January 1, 2017 by Ville Raivio
The side elastic or side gusset or elastic sided shoe is an eccentric footwear type that has its origins in 1837. I’ve read several dates for the exact year, but have decided to put my trust in a museal source, courtesy of The Victoria&Albert Museum in London. One J. Sparkes Hall, bootmaker to Queen Victoria, launched his new invention back then; a “a slip-on boot with the gusset made from tightly coiled wire and cotton”, though it took three more years before this shoemaker of legend came up with an elastic similar to those in use today. His slip-on boot inspired the Chelsea boot, which was later followed by the Beatle boot and other elasticised models.
Side elastic shoes were made by the likes of Nikolaus Tuczek, a mostly-forgotten London cordwainer of note, and John Lobb Ltd., who still remember the late master with a model named in his honour. As patterns and styling go, the shoelaces are just replaced with a strong elastic that keeps the shoe in place. This seems easy enough on paper, but the fit cannot be adjusted without lacing. Side elastic pairs are thus a hybrid with the ease of the loafer and, depending on the details, often with the looks of a nice oxford. Most loafers lack the elastic bit, though, so they won’t stretch as well to fit the individual contours of the foot. Chelseas notwithstanding, well-made elastic shoes are not widely available in most high-street stores for reasons that escape me.

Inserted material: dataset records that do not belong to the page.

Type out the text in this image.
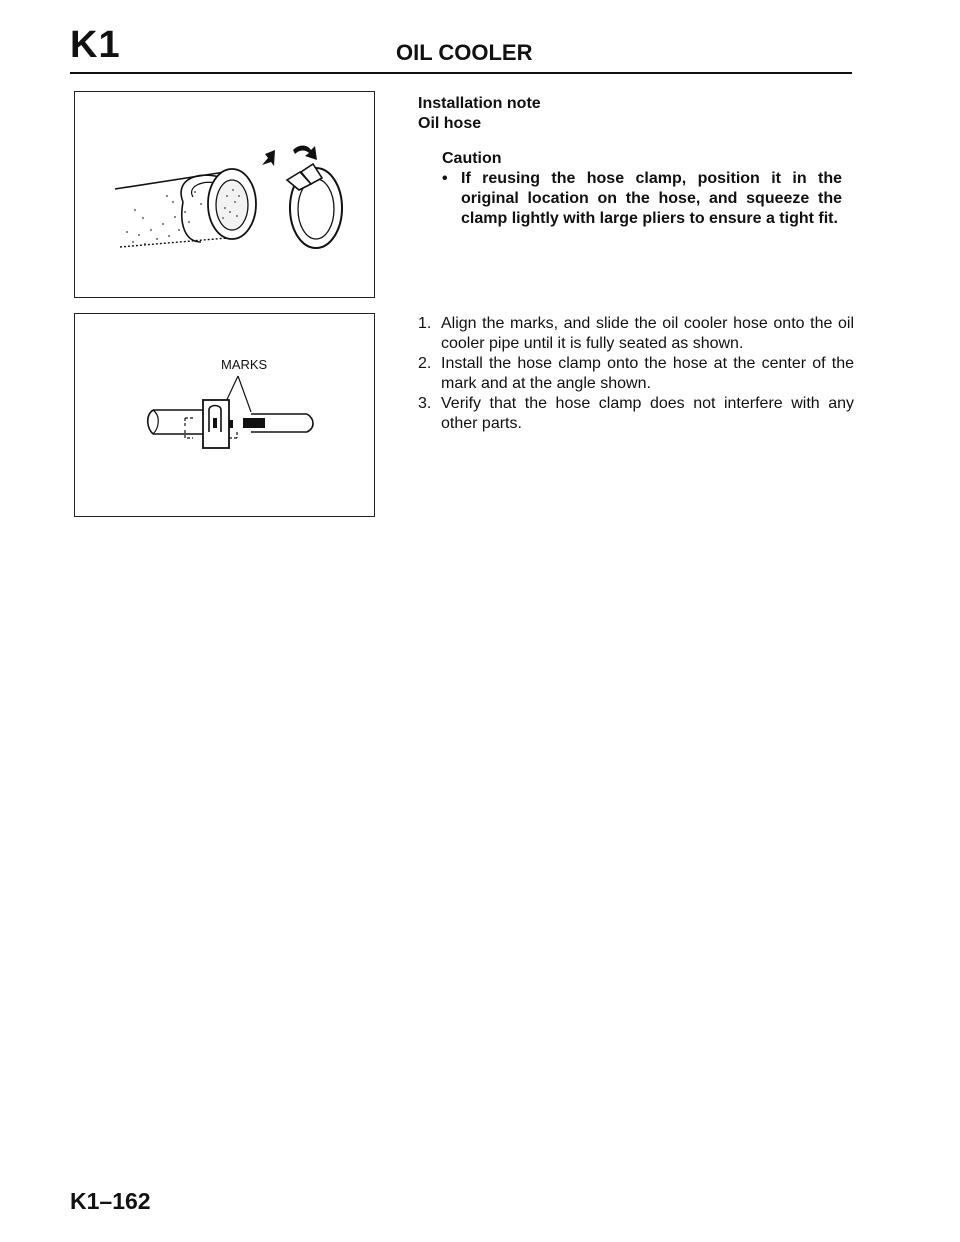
K1	OIL COOLER
MARKS

Installation note

Oil hose

Caution
• If reusing the hose clamp, position it in the original location on the hose, and squeeze the clamp lightly with large pliers to ensure a tight fit.
1. Align the marks, and slide the oil cooler hose onto the oil cooler pipe until it is fully seated as shown.
2. Install the hose clamp onto the hose at the center of the mark and at the angle shown.
3. Verify that the hose clamp does not interfere with any other parts.
K1–162
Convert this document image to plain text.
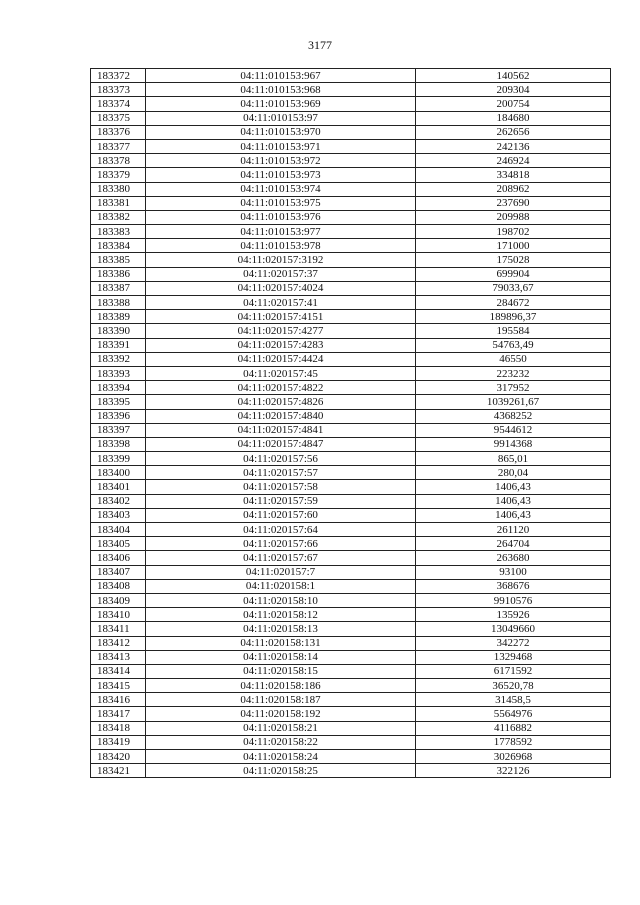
3177
183372	04:11:010153:967	140562
183373	04:11:010153:968	209304
183374	04:11:010153:969	200754
183375	04:11:010153:97	184680
183376	04:11:010153:970	262656
183377	04:11:010153:971	242136
183378	04:11:010153:972	246924
183379	04:11:010153:973	334818
183380	04:11:010153:974	208962
183381	04:11:010153:975	237690
183382	04:11:010153:976	209988
183383	04:11:010153:977	198702
183384	04:11:010153:978	171000
183385	04:11:020157:3192	175028
183386	04:11:020157:37	699904
183387	04:11:020157:4024	79033,67
183388	04:11:020157:41	284672
183389	04:11:020157:4151	189896,37
183390	04:11:020157:4277	195584
183391	04:11:020157:4283	54763,49
183392	04:11:020157:4424	46550
183393	04:11:020157:45	223232
183394	04:11:020157:4822	317952
183395	04:11:020157:4826	1039261,67
183396	04:11:020157:4840	4368252
183397	04:11:020157:4841	9544612
183398	04:11:020157:4847	9914368
183399	04:11:020157:56	865,01
183400	04:11:020157:57	280,04
183401	04:11:020157:58	1406,43
183402	04:11:020157:59	1406,43
183403	04:11:020157:60	1406,43
183404	04:11:020157:64	261120
183405	04:11:020157:66	264704
183406	04:11:020157:67	263680
183407	04:11:020157:7	93100
183408	04:11:020158:1	368676
183409	04:11:020158:10	9910576
183410	04:11:020158:12	135926
183411	04:11:020158:13	13049660
183412	04:11:020158:131	342272
183413	04:11:020158:14	1329468
183414	04:11:020158:15	6171592
183415	04:11:020158:186	36520,78
183416	04:11:020158:187	31458,5
183417	04:11:020158:192	5564976
183418	04:11:020158:21	4116882
183419	04:11:020158:22	1778592
183420	04:11:020158:24	3026968
183421	04:11:020158:25	322126
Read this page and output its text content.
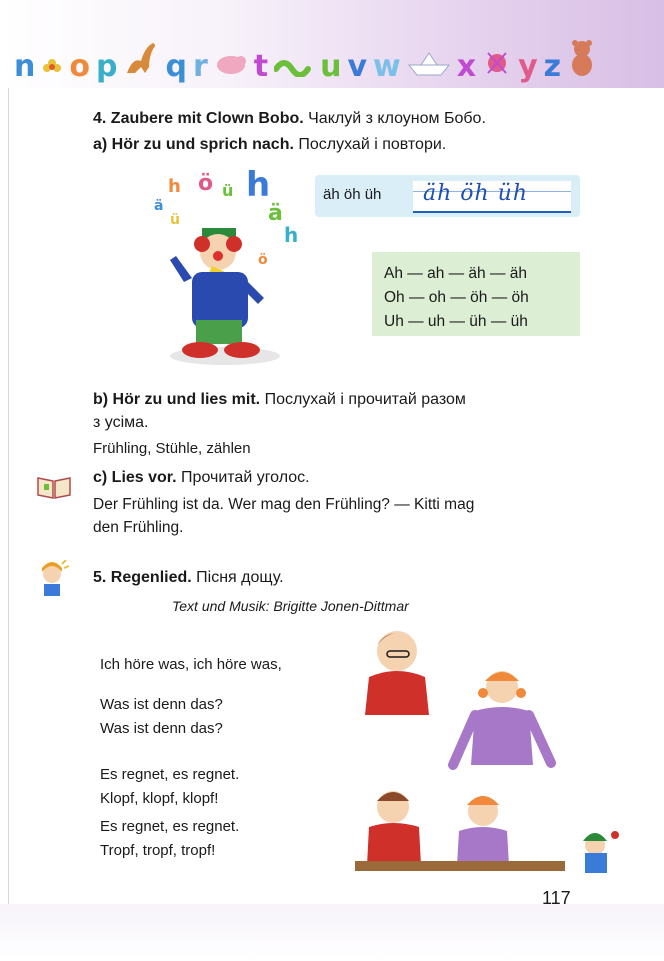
n o p q r t u v w x y z
4. Zaubere mit Clown Bobo. Чаклуй з клоуном Бобо.
a) Hör zu und sprich nach. Послухай і повтори.
h ö ü h
ä
ü	ä
h
ö
äh öh üh äh öh üh
Ah — ah — äh — äh
Oh — oh — öh — öh
Uh — uh — üh — üh
b) Hör zu und lies mit. Послухай і прочитай разом
з усіма.
Frühling, Stühle, zählen
c) Lies vor. Прочитай уголос.
Der Frühling ist da. Wer mag den Frühling? — Kitti mag
den Frühling.
5. Regenlied. Пісня дощу.
Text und Musik: Brigitte Jonen-Dittmar
Ich höre was, ich höre was,
Was ist denn das?
Was ist denn das?
Es regnet, es regnet.
Klopf, klopf, klopf!
Es regnet, es regnet.
Tropf, tropf, tropf!
117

The example pair is the model Kibworth from the miracle makers Edward Green. I cannot remember when I first saw photos of elastic oxfords, but I knew I had to try them one day, the design intrigued too much. The pair is an older make with the former EG stamp, and doesn’t have a specialised loafer last. Instead it’s made on the 606-last, which they call square-toed but looks far from one, with hidden elastics and from Edwardian Antique calfskin. A combination of the looks of an oxford and the comfort of a loafer, I’m surprised more factories won’t offer elastic shoes. As things go, the shoe type seems to be most popular in Asia and Japan in particular, perhaps because shoes are usually taken off indoors in the land of the rising sun. As for other elastic shoemakers besides EG, at least Carmina and Crockett&Jones spring to mind if the reader would like a try.